PSALM 51:15-20 ▪ HOSEA 6:1-6 ▪ LUKE 18:9-14
Today’s Proper examines self-righteousness, humility and frailty— traits we’ve all experienced.
It’s easy to have moments of vanity or smugness. I won’t say I go as far as the Pharisee in the parable and pat myself on the back every time I go to church but, if it’s really cold outside, I admit to feeling somewhat noble about making my two-block walk to St. Michael’s.
The Collect instructs that although we face many dangers and temptations, we can’t do it alone. Last December I was hospitalized for five weeks for pneumonia. Although I have great faith in antibiotics, I was frightened about the eventual outcome and I called upon God many times.

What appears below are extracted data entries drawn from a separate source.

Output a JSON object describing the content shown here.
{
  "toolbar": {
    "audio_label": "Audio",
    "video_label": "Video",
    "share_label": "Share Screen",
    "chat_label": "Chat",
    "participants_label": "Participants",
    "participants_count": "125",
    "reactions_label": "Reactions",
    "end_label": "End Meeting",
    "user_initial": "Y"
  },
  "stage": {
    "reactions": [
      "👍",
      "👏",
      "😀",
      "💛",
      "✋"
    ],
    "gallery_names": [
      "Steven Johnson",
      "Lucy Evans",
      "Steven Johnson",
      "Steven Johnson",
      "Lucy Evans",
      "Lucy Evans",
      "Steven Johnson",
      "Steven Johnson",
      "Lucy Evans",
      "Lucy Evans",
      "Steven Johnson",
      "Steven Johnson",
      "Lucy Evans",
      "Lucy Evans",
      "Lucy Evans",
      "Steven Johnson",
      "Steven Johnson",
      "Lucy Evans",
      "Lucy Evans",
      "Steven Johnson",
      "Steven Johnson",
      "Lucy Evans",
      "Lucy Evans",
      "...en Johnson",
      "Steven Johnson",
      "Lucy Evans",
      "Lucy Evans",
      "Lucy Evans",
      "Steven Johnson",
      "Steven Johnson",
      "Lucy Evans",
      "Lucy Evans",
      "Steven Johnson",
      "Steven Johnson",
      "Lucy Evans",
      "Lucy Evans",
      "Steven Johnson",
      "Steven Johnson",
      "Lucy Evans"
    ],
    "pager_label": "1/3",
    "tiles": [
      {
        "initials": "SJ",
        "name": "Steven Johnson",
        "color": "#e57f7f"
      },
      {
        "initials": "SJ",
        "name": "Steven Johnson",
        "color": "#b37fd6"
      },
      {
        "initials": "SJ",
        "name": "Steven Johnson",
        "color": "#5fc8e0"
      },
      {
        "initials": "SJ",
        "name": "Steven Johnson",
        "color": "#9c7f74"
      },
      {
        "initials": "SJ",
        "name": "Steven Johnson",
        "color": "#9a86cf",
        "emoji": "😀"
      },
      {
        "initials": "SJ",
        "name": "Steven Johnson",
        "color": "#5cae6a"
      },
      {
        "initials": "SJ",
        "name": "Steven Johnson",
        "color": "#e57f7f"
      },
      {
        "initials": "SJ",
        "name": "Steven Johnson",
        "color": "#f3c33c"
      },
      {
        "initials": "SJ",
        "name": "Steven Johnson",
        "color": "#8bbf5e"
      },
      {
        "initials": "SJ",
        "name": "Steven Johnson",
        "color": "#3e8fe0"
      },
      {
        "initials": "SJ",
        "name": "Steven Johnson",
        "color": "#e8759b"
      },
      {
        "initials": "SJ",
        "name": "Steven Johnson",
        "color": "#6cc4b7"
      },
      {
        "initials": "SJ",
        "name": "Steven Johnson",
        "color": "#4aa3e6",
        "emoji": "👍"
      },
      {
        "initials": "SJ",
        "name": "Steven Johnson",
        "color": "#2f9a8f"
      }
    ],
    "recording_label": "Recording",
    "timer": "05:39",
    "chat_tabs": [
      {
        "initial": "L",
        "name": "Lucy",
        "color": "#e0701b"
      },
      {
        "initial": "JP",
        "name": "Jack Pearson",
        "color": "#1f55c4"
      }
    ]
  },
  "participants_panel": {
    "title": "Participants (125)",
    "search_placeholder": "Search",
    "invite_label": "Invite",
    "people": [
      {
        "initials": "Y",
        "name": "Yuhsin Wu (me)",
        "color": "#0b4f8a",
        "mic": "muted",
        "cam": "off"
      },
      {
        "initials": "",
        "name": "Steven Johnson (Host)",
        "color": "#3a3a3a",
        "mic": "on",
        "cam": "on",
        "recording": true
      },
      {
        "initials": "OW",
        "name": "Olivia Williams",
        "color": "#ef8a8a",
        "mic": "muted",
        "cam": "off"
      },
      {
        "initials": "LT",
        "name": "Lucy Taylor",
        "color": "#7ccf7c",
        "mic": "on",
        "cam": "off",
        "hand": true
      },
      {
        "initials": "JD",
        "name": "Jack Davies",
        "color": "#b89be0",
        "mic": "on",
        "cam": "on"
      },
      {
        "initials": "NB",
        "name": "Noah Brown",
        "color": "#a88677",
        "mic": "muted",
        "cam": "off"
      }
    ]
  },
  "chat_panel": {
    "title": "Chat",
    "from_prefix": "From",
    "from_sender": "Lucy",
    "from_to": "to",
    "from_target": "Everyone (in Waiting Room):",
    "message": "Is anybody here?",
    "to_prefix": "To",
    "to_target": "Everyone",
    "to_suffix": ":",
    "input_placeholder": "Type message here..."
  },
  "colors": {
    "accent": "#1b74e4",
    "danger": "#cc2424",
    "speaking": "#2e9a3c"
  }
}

What I have never understood is humility. Unlike today’s Psalmist, I don’t doubt that God sees the purity of my intentions, nor would it occur to me to wonder whether I’m worthy of receiving the sacrament of communion.

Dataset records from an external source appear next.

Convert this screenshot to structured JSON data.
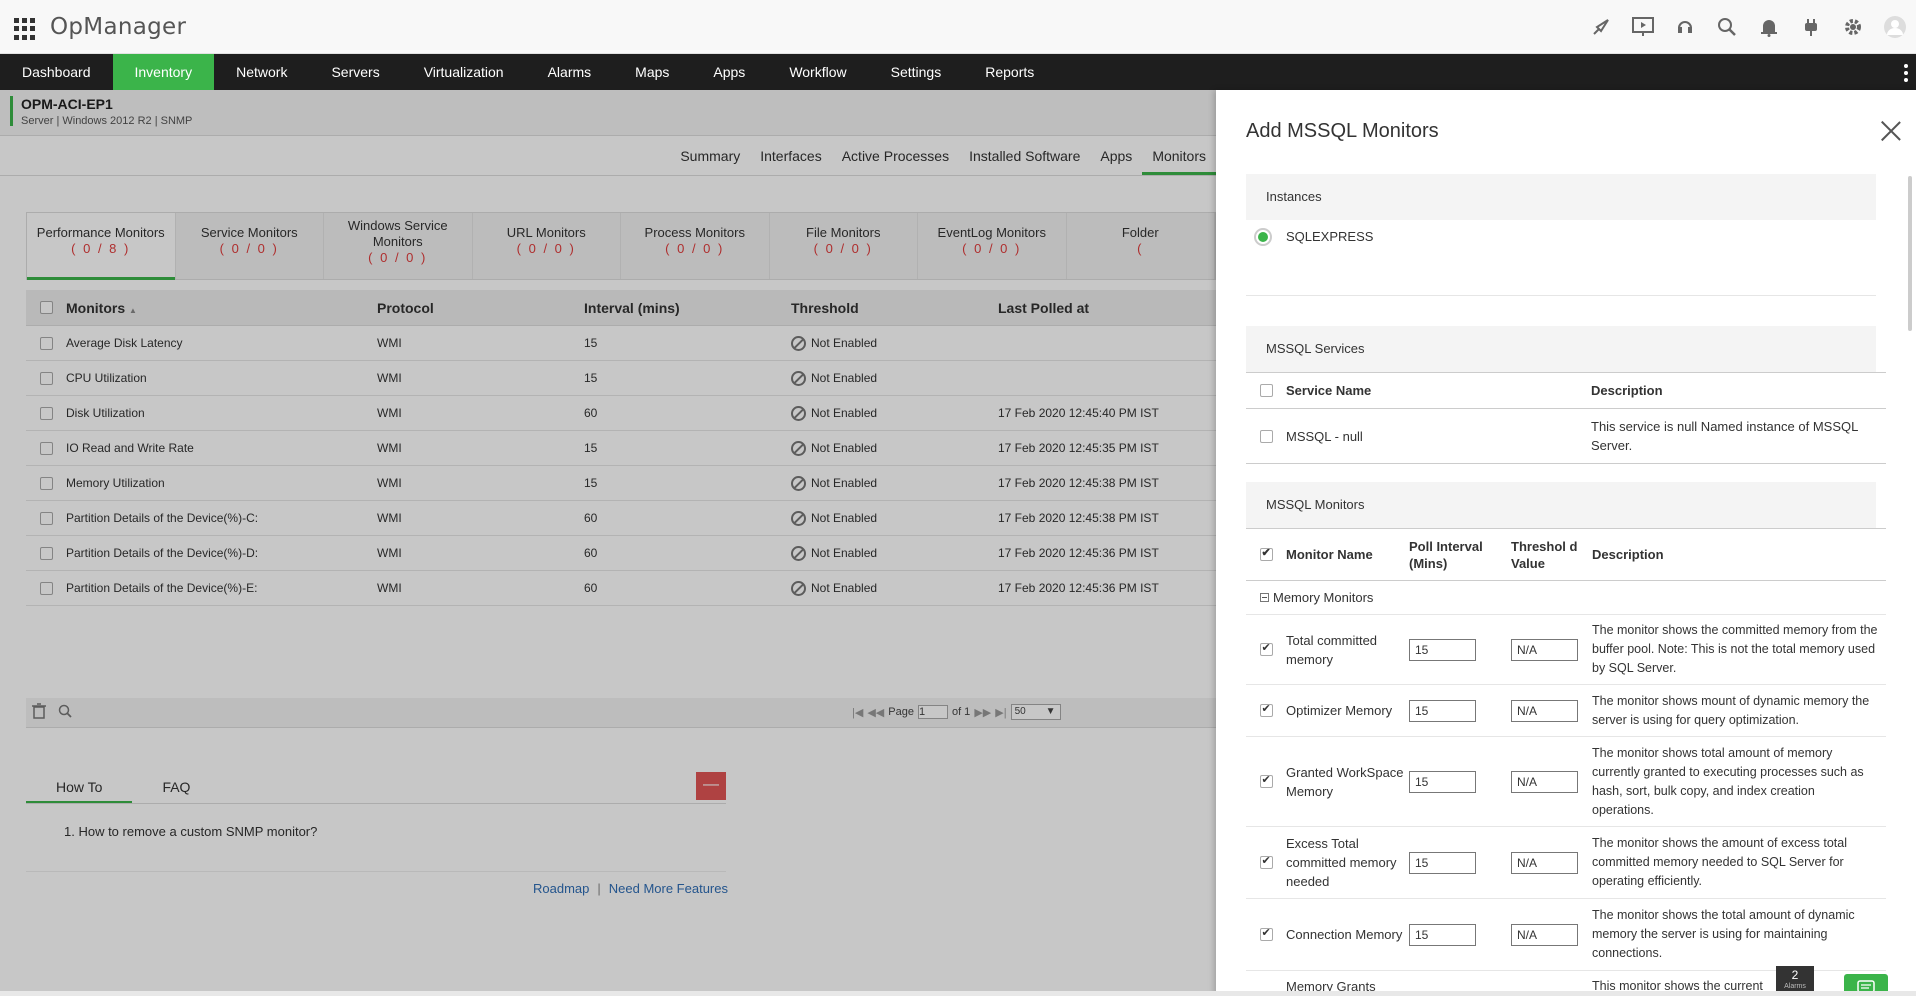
{
  "header": {
    "logo": "OpManager"
  },
  "nav": {
    "items": [
      "Dashboard",
      "Inventory",
      "Network",
      "Servers",
      "Virtualization",
      "Alarms",
      "Maps",
      "Apps",
      "Workflow",
      "Settings",
      "Reports"
    ]
  },
  "device": {
    "name": "OPM-ACI-EP1",
    "subtitle": "Server | Windows 2012 R2 | SNMP"
  },
  "subtabs": [
    "Summary",
    "Interfaces",
    "Active Processes",
    "Installed Software",
    "Apps",
    "Monitors"
  ],
  "monitor_tabs": [
    {
      "label": "Performance Monitors",
      "count": "( 0 / 8 )"
    },
    {
      "label": "Service Monitors",
      "count": "( 0 / 0 )"
    },
    {
      "label": "Windows Service Monitors",
      "count": "( 0 / 0 )"
    },
    {
      "label": "URL Monitors",
      "count": "( 0 / 0 )"
    },
    {
      "label": "Process Monitors",
      "count": "( 0 / 0 )"
    },
    {
      "label": "File Monitors",
      "count": "( 0 / 0 )"
    },
    {
      "label": "EventLog Monitors",
      "count": "( 0 / 0 )"
    },
    {
      "label": "Folder",
      "count": "("
    }
  ],
  "table": {
    "headers": [
      "Monitors",
      "Protocol",
      "Interval (mins)",
      "Threshold",
      "Last Polled at"
    ],
    "rows": [
      {
        "name": "Average Disk Latency",
        "protocol": "WMI",
        "interval": "15",
        "threshold": "Not Enabled",
        "last": ""
      },
      {
        "name": "CPU Utilization",
        "protocol": "WMI",
        "interval": "15",
        "threshold": "Not Enabled",
        "last": ""
      },
      {
        "name": "Disk Utilization",
        "protocol": "WMI",
        "interval": "60",
        "threshold": "Not Enabled",
        "last": "17 Feb 2020 12:45:40 PM IST"
      },
      {
        "name": "IO Read and Write Rate",
        "protocol": "WMI",
        "interval": "15",
        "threshold": "Not Enabled",
        "last": "17 Feb 2020 12:45:35 PM IST"
      },
      {
        "name": "Memory Utilization",
        "protocol": "WMI",
        "interval": "15",
        "threshold": "Not Enabled",
        "last": "17 Feb 2020 12:45:38 PM IST"
      },
      {
        "name": "Partition Details of the Device(%)-C:",
        "protocol": "WMI",
        "interval": "60",
        "threshold": "Not Enabled",
        "last": "17 Feb 2020 12:45:38 PM IST"
      },
      {
        "name": "Partition Details of the Device(%)-D:",
        "protocol": "WMI",
        "interval": "60",
        "threshold": "Not Enabled",
        "last": "17 Feb 2020 12:45:36 PM IST"
      },
      {
        "name": "Partition Details of the Device(%)-E:",
        "protocol": "WMI",
        "interval": "60",
        "threshold": "Not Enabled",
        "last": "17 Feb 2020 12:45:36 PM IST"
      }
    ],
    "pager": {
      "page_label": "Page",
      "page_value": "1",
      "of_label": "of 1",
      "per_page": "50"
    }
  },
  "help": {
    "tabs": [
      "How To",
      "FAQ"
    ],
    "collapse": "—",
    "items": [
      "1. How to remove a custom SNMP monitor?"
    ]
  },
  "links": {
    "roadmap": "Roadmap",
    "sep": "|",
    "more": "Need More Features"
  },
  "panel": {
    "title": "Add MSSQL Monitors",
    "instances_label": "Instances",
    "instance": "SQLEXPRESS",
    "services_label": "MSSQL Services",
    "services_headers": [
      "Service Name",
      "Description"
    ],
    "services": [
      {
        "name": "MSSQL - null",
        "desc": "This service is null Named instance of MSSQL Server."
      }
    ],
    "monitors_label": "MSSQL Monitors",
    "monitors_headers": [
      "Monitor Name",
      "Poll Interval (Mins)",
      "Threshol d Value",
      "Description"
    ],
    "group": "Memory Monitors",
    "monitors": [
      {
        "name": "Total committed memory",
        "poll": "15",
        "thr": "N/A",
        "desc": "The monitor shows the committed memory from the buffer pool. Note: This is not the total memory used by SQL Server."
      },
      {
        "name": "Optimizer Memory",
        "poll": "15",
        "thr": "N/A",
        "desc": "The monitor shows mount of dynamic memory the server is using for query optimization."
      },
      {
        "name": "Granted WorkSpace Memory",
        "poll": "15",
        "thr": "N/A",
        "desc": "The monitor shows total amount of memory currently granted to executing processes such as hash, sort, bulk copy, and index creation operations."
      },
      {
        "name": "Excess Total committed memory needed",
        "poll": "15",
        "thr": "N/A",
        "desc": "The monitor shows the amount of excess total committed memory needed to SQL Server for operating efficiently."
      },
      {
        "name": "Connection Memory",
        "poll": "15",
        "thr": "N/A",
        "desc": "The monitor shows the total amount of dynamic memory the server is using for maintaining connections."
      },
      {
        "name": "Memory Grants",
        "poll": "",
        "thr": "",
        "desc": "This monitor shows the current"
      }
    ],
    "alarm_count": "2",
    "alarm_label": "Alarms"
  }
}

In my family—a string of independent women, starting with my great-grandmother who pioneered Indian Territory, to my lawyer grandmother, to my aeronautical engineer mother—humility just didn’t come up. But it’s a major topic in the Bible, and all the other major religions praise it. So, I looked it up. Here’s what I found about the Judeo-Christian tradition:
In Judaism humility is an appreciation of oneself, one’s talents and virtues. It is not meekness or self-deprecating thought, but the effacing of oneself to something higher. Humility is not to think lowly of oneself, but to appreciate the self one has received.
Similarly, in Christianity humility makes someone a fit recipient of grace. The humble person recognizes his or her gifts and their limitations; sees the virtues and talents of others; and, submits to God. For those who submit to God, it is like submitting to joy.
Elisabeth Avery sings with the choir and has been member of St. Michael’s with her husband John and daughter Cordelia for about 22 years. Elisabeth is currently working on a thriller.